Stephan Karkowsky: In Zeiten des globalen Klimawandels suchen viele nach Antworten bei Politik und Wissenschaft und finden Widersprüche. Die Politökonomin Maja Göpel versucht den Spagat. Die Expertin für Klimapolitik berät die Bundesregierung als Generalssekretärin des wissenschaftlichen Beirats "Globale Umweltveränderungen". Sie ist Mitinitiatorin der "Scientists for Future", und sie fordert in ihrem neuen Buch, wir müssten "Unsere Welt neu denken", das ist auch der Buchtitel. Wer muss denn da vor allem neu denken: die nicht selten doch beratungsresistente Politik oder wir alle?
Göpel: Schon wir alle, weil Politik ist ja gerade in Demokratien ein eher reaktiver Apparat auf öffentliche Meinungen, Bürgerzuschriften aus meinem Wahlkreis, aber natürlich auch die Demonstrationen, das haben ja die "Fridays for Future" deutlich gezeigt.

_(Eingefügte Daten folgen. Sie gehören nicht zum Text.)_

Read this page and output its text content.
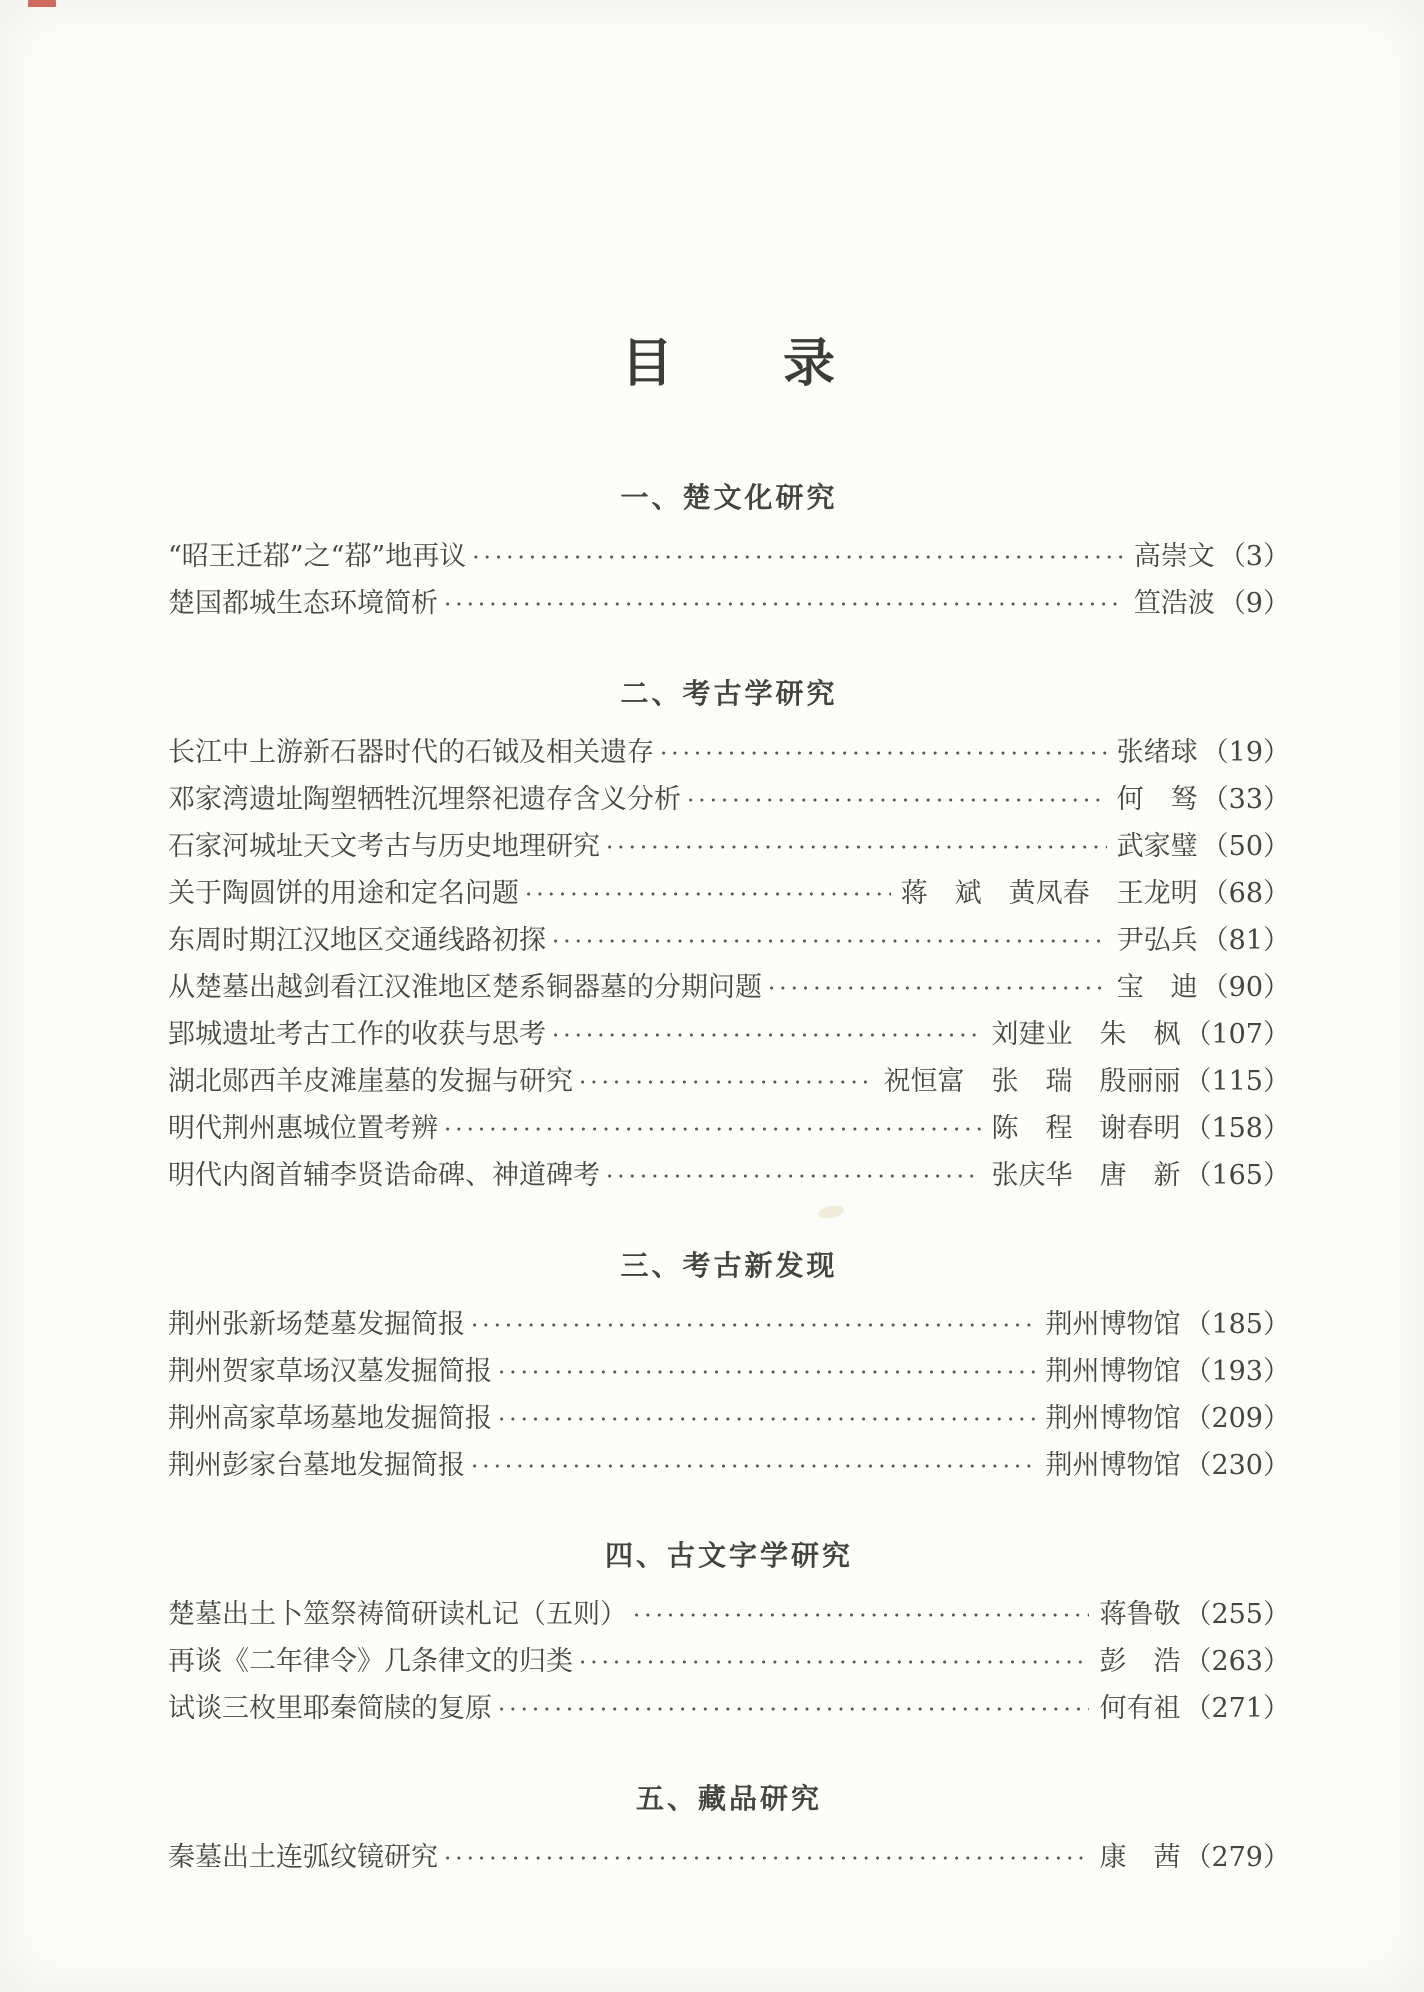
目　　录
一、楚文化研究
“昭王迁鄀”之“鄀”地再议 ·····	高崇文 （3）
楚国都城生态环境简析 ·····	笪浩波 （9）
二、考古学研究
长江中上游新石器时代的石钺及相关遗存 ·····	张绪球 （19）
邓家湾遗址陶塑牺牲沉埋祭祀遗存含义分析 ·····	何　驽 （33）
石家河城址天文考古与历史地理研究 ·····	武家璧 （50）
关于陶圆饼的用途和定名问题 ·····	蒋　斌　黄凤春　王龙明 （68）
东周时期江汉地区交通线路初探 ·····	尹弘兵 （81）
从楚墓出越剑看江汉淮地区楚系铜器墓的分期问题 ·····	宝　迪 （90）
郢城遗址考古工作的收获与思考 ·····	刘建业　朱　枫 （107）
湖北郧西羊皮滩崖墓的发掘与研究 ·····	祝恒富　张　瑞　殷丽丽 （115）
明代荆州惠城位置考辨 ·····	陈　程　谢春明 （158）
明代内阁首辅李贤诰命碑、神道碑考 ·····	张庆华　唐　新 （165）
三、考古新发现
荆州张新场楚墓发掘简报 ·····	荆州博物馆 （185）
荆州贺家草场汉墓发掘简报 ·····	荆州博物馆 （193）
荆州高家草场墓地发掘简报 ·····	荆州博物馆 （209）
荆州彭家台墓地发掘简报 ·····	荆州博物馆 （230）
四、古文字学研究
楚墓出土卜筮祭祷简研读札记（五则） ·····	蒋鲁敬 （255）
再谈《二年律令》几条律文的归类 ·····	彭　浩 （263）
试谈三枚里耶秦简牍的复原 ·····	何有祖 （271）
五、藏品研究
秦墓出土连弧纹镜研究 ·····	康　茜 （279）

Karkowsky: Haben wir nicht bereits begonnen damit, neu zu denken? Also wie Sie gerade sagen, "Fridays for Future" hat ja dann schon zu einem Umdenken geführt?
Göpel: Ja, genau, und leider ein bisschen langsam. Das heißt, wir müssen jetzt an den Strukturen bauen, die uns alle dazu befähigen, dass wir jetzt auch neu handeln können, sehr viel einfacher. Es gibt ja schon Alternativen. Das ist mir auch so wichtig. Es tun jetzt alle so, als wären wir plötzlich aufgewacht und hätten ein Riesenproblem, aber es gibt ja schon auch ganz, ganz viele Alternativen, die bisher in der Nische hängen.
Jetzt ist der Druck auf die Politik nötig, damit wir die Rahmenbedingungen anpassen, damit die von der Nische Normalität werden können. Dafür ist öffentliche Meinung total wichtig, aber auch die Stimme der Wirtschaft, die sagt, natürlich kriegen wir das hin, wenn wir andere Rahmenbedingungen haben, dann auch CO2-freie Mobilität beispielsweise bereitzustellen.

Dienstleistungen aus der Natur

Karkowsky: Wo sehen Sie denn die Hebel, mit der wir eine wünschenswerte Zukunft gestalten könnten?
Göpel: Also wir können einmal Hebel suchen, die versuchen, insgesamt uns deutlich zu machen, was wir eigentlich durch den Erhalt der Natur an Werten haben. Die Bienen sind so ein anderes Beispiel. Die Pollination funktioniert einfach. Jetzt merken wir, oh, jetzt haben wir so stark eingegriffen mit Pestiziden, Monokultur et cetera, dass uns eventuell diese, wir nennen das Ökosystemdienstleistung, also Dienstleistungen, die aus der Natur kommen, zu zerstören in der Lage sind. Dann müssten wir das ja alles selber machen.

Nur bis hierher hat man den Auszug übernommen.